In the context of Britain’s 12,000-year history, Nicholas Crane managed to keep things topical: ‘In 6,500 BC, a subterraneous area of land about the size of Scotland slid off the continental shelf and fell into a void that is now the coast of Norway. It set off a tidal wave that came down the North Sea. It was probably this tidal wave that severed us off from the rest of the continent – so it was a very hard Brexit indeed.’ He added, ‘We’re not talking a couple of leisurely years; we’re talking about ten catastrophic minutes – and then we were cut off from the eurozone.’
Stephen Glover of Media Matters greatness – always the last of The Oldie contributors to file (owing to deadline rather than disinclination) – was at the lunch to talk about what he modestly described as his ‘allegedly’ comic novel, Splash!. Stephen Glover heralded the high days of journalism when the Fleet Street army wrote on a sea of alcohol.
Stephen recounted ‘the typical working day’ as described in Ferdinand Mount’s autobiography Cold Cream: My Early Life and Other Mistakes. The daily itinerary ran to something like this: at 11am, the young journalists set off to the pub. There they were given – without being asked – a pint of Guinness. Once that was gone, the political editor would order a round of chasers – ‘since Guinness can chill your stomach a bit’. After, they would return for a brief morning conference before heading to the restaurant for lunch. More journalists would join and, between them, they would demolish a couple of gin and tonics and a bottle of wine – each. Ferdy would then start on his first work of the day – a quick leader, maybe two or three hundred words. Then, off to the pub for more. And it really was like that,’ said Stephen, rather earnestly.
‘By the time I fetched up in Fleet Street,’ recalled Glover, ‘Bill Deedes, the then editor of The Daily Telegraph, had rather thoughtfully set the first leader conference at quarter to four in the afternoon – that was the first time you were to show up.

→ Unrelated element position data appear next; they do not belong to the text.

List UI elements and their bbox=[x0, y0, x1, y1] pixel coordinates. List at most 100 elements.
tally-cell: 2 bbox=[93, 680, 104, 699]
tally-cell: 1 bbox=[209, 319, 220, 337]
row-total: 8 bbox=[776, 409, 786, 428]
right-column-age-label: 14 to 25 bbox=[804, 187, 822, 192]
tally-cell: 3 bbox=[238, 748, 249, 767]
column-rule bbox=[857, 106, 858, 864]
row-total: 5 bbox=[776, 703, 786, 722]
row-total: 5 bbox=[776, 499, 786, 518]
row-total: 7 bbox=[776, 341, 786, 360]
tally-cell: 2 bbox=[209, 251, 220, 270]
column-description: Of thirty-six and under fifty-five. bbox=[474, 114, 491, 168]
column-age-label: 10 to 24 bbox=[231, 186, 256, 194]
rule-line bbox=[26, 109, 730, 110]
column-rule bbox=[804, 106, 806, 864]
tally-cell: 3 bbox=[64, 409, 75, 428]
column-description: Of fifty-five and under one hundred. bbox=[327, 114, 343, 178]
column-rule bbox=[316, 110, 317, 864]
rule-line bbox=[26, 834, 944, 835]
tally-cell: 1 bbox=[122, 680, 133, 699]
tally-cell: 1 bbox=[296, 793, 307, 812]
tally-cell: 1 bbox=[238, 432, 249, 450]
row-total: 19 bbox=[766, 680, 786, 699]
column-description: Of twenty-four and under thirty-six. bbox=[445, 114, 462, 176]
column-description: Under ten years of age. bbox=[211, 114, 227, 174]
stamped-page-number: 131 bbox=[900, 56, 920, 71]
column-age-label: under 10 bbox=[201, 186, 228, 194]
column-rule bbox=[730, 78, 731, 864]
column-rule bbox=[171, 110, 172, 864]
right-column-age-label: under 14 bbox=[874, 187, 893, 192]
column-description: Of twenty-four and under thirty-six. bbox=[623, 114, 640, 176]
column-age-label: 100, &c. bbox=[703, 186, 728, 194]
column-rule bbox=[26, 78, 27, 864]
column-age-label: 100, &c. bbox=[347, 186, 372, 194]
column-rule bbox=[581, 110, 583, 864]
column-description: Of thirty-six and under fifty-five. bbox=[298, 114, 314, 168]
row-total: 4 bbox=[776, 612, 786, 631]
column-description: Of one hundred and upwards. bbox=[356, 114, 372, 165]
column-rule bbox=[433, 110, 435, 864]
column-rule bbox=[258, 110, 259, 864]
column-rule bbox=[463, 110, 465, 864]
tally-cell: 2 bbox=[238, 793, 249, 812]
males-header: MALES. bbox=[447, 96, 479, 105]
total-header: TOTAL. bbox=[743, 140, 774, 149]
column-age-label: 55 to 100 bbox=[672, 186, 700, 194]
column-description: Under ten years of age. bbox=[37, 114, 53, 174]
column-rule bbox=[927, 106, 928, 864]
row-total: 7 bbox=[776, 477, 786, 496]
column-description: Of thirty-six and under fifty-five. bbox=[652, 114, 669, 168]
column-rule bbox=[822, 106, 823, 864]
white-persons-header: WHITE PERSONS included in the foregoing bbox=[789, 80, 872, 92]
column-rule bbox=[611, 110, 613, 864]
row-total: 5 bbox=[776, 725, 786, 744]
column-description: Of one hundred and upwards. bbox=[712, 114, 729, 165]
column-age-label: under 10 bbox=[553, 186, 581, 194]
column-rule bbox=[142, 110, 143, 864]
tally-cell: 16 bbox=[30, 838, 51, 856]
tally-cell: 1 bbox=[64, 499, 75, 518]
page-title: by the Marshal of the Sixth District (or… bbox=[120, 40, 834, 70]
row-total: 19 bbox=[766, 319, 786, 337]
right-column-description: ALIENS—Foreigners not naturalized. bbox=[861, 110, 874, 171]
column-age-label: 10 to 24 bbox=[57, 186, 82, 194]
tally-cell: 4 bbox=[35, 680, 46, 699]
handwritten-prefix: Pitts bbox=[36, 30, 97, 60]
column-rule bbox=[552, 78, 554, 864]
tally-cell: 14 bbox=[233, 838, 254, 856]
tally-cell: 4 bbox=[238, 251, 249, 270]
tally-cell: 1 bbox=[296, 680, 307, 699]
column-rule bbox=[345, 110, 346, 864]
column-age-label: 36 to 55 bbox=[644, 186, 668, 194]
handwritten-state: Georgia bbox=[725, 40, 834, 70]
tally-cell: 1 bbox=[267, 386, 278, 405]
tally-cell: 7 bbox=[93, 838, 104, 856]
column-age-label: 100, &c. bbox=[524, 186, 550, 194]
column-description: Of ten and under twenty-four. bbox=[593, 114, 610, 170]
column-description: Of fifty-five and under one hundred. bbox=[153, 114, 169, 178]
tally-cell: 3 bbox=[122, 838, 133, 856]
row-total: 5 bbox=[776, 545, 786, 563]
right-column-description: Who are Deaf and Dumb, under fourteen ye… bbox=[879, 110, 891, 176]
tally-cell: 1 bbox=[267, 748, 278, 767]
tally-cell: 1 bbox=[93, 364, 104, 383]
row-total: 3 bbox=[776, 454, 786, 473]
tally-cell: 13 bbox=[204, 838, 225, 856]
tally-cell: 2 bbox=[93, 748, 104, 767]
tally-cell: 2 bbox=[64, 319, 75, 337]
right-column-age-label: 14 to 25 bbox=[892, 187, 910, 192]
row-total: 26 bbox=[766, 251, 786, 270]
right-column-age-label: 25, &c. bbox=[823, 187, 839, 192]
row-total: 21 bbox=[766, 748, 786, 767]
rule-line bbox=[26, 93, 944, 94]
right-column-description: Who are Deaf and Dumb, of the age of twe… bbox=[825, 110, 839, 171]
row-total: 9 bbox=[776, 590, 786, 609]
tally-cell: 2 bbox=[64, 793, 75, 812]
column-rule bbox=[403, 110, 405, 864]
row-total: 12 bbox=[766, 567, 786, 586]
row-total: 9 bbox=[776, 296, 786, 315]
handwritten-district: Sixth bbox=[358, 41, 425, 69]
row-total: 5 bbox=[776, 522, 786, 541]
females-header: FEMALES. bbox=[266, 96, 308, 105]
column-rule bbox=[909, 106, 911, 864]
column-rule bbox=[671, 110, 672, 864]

Leaving a lot of time for drinking beforehand.’
Stephen’s own time in journalism – as one of the original three founders of The Independent – are all tied up in the plot of Splash!, which chronicles the experiences of his journalist protagonist, Sam Blunt. He is faced with the advent of digital journalism – ‘the online operation’ – which goes on in a downstairs, windowless dungeon of the office. Characters include a needy Oxbridge-educated work experience, Benedict Broster, various pompous columnists and a Chinese millionaire proprietor.
A fictional book with an underlying serious message. Stephen ended on a rather poignant note. ‘You probably know that all print newspapers are in slow, ineluctable decline. They sell fewer and fewer copies each year. We assume they are part of the furniture of our society – that’s not guaranteed. What’s replacing them is something that is far less substantial. The kind of journalism which Sam Blunt – for all his faults – engages with, isn’t going to thrive so well in the online world. There’s a fear that Sam may be the last of his kind.’
Matthew Fort chimed in, somewhat characteristically, ‘I find it rather tragic, the idea that ‘The Great Bibulous Days of Journalism’ are a thing of the past. I find myself incredibly lucky to have chosen a profession where, frankly, eating and drinking to excess is part and parcel of doing it in the first place.’